Dean aggrotta la fronte; qualsiasi cosa stia rendendo felice Lady Godiva, non può essere niente di buono. Non si rende conto della terrificante veridicità di questo pensiero fino a che non esce completamente dall’abitacolo e nota quello che è successo alla sua bambina.

Il tetto dell’Impala è blu. E non un blu qualsiasi: un blu elettrico, quasi fosforescente. Blu le portiere, blu il cofano, e blu i cerchi in lega. Blu a non finire. Dean si sente svanire.

«Fantastico!», dice ancora il Dottore.

D’istinto, Dean solleva la pistola e gli spara tre colpi nel petto. «Figlio di puttana!», impreca.

Il corpo del Dottore cade a terra con un tonfo sordo. Dean si concede un sorriso soddisfatto: nessuno tocca la sua bambina. Nessuno.

Dean torna a prendere posto nel sedile del guidatore. Negli ultimi 30 secondi, anche gli interni sono cambiati. Oro e ottone sono i colori predominanti, ma il cruscotto è di una strana sfumatura marrone e la tappezzeria è di un rosso scuro simile a quello del sangue secco. Ai lati dei sedili sono spuntate delle specie di sfere e, al posto della radio, un telefono a gettoni sovrasta la leva del cambio.

Dean vorrebbe bestemmiare il nome di trenta inesistenti divinità diverse, ma il groppo che ha in gola gli impedisce di formulare alcun suono che non sia uno strozzato Uhhghn. Incapace di fare altro, porta lo sguardo sul contachilometri, ora fisso su 00000456, e boccheggia per cinque minuti buoni prima di riprendere il controllo di sé.

«Ok». Si tratta sicuramente di una maledizione di qualche sorta. Ma Dean conosce il nome del bastardo (o, almeno, il nome del tipo di creatura che il bastardo era) e il suo cadavere; con un semplice lavoretto di ricerca e un bel barbecue non c’è ragione che le cose non si risolvano. Inutile preoccuparsi, giusto? Giusto.

Dean picchia il pugno contro il cruscotto e maledice la propria avventatezza.

«Beh, è stato divertente», dice una voce alla sua destra.

Dean scatta all’indietro e urta accidentalmente il clacson dell’Impala con il gomito sinistro. Invece del solito tuuum acuto, quello che ne esce sono le prime note di un’opera classica.

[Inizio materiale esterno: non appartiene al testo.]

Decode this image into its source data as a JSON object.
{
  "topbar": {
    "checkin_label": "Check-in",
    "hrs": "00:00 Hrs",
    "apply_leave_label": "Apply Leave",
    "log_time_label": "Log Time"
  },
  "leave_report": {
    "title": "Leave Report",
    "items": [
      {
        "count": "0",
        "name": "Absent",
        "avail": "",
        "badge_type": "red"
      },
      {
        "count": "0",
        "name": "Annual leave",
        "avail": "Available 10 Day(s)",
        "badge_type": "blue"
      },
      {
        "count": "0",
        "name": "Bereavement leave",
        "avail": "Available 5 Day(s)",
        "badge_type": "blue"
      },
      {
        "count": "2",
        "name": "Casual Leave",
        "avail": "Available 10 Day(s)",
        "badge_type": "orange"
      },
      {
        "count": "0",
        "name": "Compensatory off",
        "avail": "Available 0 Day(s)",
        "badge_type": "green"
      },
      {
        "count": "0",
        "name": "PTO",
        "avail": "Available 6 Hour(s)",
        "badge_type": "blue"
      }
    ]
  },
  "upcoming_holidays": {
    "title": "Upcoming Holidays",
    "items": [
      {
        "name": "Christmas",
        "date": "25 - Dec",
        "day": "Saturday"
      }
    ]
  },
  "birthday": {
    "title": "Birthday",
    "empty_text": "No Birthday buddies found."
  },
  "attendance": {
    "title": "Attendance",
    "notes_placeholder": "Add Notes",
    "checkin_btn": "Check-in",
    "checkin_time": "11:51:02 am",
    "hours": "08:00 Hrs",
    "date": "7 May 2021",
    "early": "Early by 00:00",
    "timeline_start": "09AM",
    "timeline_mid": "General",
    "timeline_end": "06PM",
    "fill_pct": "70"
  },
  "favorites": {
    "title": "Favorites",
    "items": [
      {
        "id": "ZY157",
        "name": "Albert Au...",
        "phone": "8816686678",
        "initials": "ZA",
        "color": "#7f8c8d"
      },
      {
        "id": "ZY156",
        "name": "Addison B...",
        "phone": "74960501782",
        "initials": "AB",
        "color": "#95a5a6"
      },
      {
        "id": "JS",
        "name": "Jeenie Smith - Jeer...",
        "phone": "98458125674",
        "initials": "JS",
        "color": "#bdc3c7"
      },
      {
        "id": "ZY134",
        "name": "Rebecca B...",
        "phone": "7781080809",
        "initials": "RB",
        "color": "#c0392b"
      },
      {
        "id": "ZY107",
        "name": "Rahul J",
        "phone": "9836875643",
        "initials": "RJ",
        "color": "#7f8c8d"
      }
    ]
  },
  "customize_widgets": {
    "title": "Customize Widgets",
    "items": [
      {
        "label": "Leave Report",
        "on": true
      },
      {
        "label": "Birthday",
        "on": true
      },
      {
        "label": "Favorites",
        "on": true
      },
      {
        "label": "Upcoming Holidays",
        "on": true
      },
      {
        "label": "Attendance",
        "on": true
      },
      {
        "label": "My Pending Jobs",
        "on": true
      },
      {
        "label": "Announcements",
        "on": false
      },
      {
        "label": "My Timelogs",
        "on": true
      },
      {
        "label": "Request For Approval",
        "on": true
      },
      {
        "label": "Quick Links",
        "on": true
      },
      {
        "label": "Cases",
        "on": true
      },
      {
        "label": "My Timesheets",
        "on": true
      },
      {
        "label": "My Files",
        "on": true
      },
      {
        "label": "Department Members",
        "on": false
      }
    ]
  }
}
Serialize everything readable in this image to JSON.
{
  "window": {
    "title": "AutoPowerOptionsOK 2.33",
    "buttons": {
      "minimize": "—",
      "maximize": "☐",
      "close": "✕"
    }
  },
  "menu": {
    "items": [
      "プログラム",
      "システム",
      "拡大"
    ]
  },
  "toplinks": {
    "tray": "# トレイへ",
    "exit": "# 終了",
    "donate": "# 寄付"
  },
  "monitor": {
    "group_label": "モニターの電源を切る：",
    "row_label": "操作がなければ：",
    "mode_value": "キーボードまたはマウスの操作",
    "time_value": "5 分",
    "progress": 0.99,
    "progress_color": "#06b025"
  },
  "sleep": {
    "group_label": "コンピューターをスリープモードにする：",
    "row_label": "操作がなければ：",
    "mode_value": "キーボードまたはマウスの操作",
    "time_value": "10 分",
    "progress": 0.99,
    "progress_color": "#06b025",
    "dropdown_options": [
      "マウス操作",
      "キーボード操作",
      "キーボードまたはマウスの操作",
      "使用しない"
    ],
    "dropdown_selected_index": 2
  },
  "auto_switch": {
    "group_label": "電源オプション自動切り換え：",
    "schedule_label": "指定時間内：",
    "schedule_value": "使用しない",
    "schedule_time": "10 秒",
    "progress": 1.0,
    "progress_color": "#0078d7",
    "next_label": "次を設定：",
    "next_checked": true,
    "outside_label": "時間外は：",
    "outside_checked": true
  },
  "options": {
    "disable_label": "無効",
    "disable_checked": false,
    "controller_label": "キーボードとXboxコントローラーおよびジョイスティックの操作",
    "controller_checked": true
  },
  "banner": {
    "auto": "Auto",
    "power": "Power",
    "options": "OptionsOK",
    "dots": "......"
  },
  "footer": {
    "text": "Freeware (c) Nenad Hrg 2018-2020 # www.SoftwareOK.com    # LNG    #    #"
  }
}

«Mozart. Concerto per pianoforte o clavicembalo K 107».

«Come?!»

Il Dottore fa una smorfia. «Non più il mio genere, però», dice, con un velo di rammarico.

Dean torna a sollevare la pistola. Il che ok, forse è un po’ inutile, perché i tre proiettili che gli sparato prima - proiettili d’argento - stanno giusto scivolando fuori dal corpo del Dottore, avvolti da una strana luce dorata. «Che cazzo», impreca, gli occhi sgranati.

«Rigenerazione», fa il Dottore, petulante. «Te l’avevo detto». La sua voce è più fioca di prima, ma i suoi movimenti sono decisi, e il suo corpo ha smesso di tremare.

Dean mette da parte anche la teoria della febbre assassina; forse lo spettro (o quello che è) sta davvero semplicemente abituandosi al suo nuovo ospite. Il che significa che tra poco il Dottore avrà la forza necessaria per incantare più che la tappezzeria dell’Impala. “Merda”, pensa.

Dean è fottuto, semplicemente fottuto. Ma è anche ben determinato a non morire per mano di un uomo nudo. Almeno non mentre l’Impala è colorata di blu. «Che cosa vuoi?», temporeggia.

In piedi accanto all’auto, il Dottore si appoggia di peso al tetto dell’abitacolo e sbircia all’interno del finestrino. «Un paio di pantaloni», dice, indicando con un cenno significativo le proprie parti basse.

Tutto considerato, Dean la ritrova una richiesta piuttosto ragionevole. Specie considerate le loro attuali posizioni relative. Cristo.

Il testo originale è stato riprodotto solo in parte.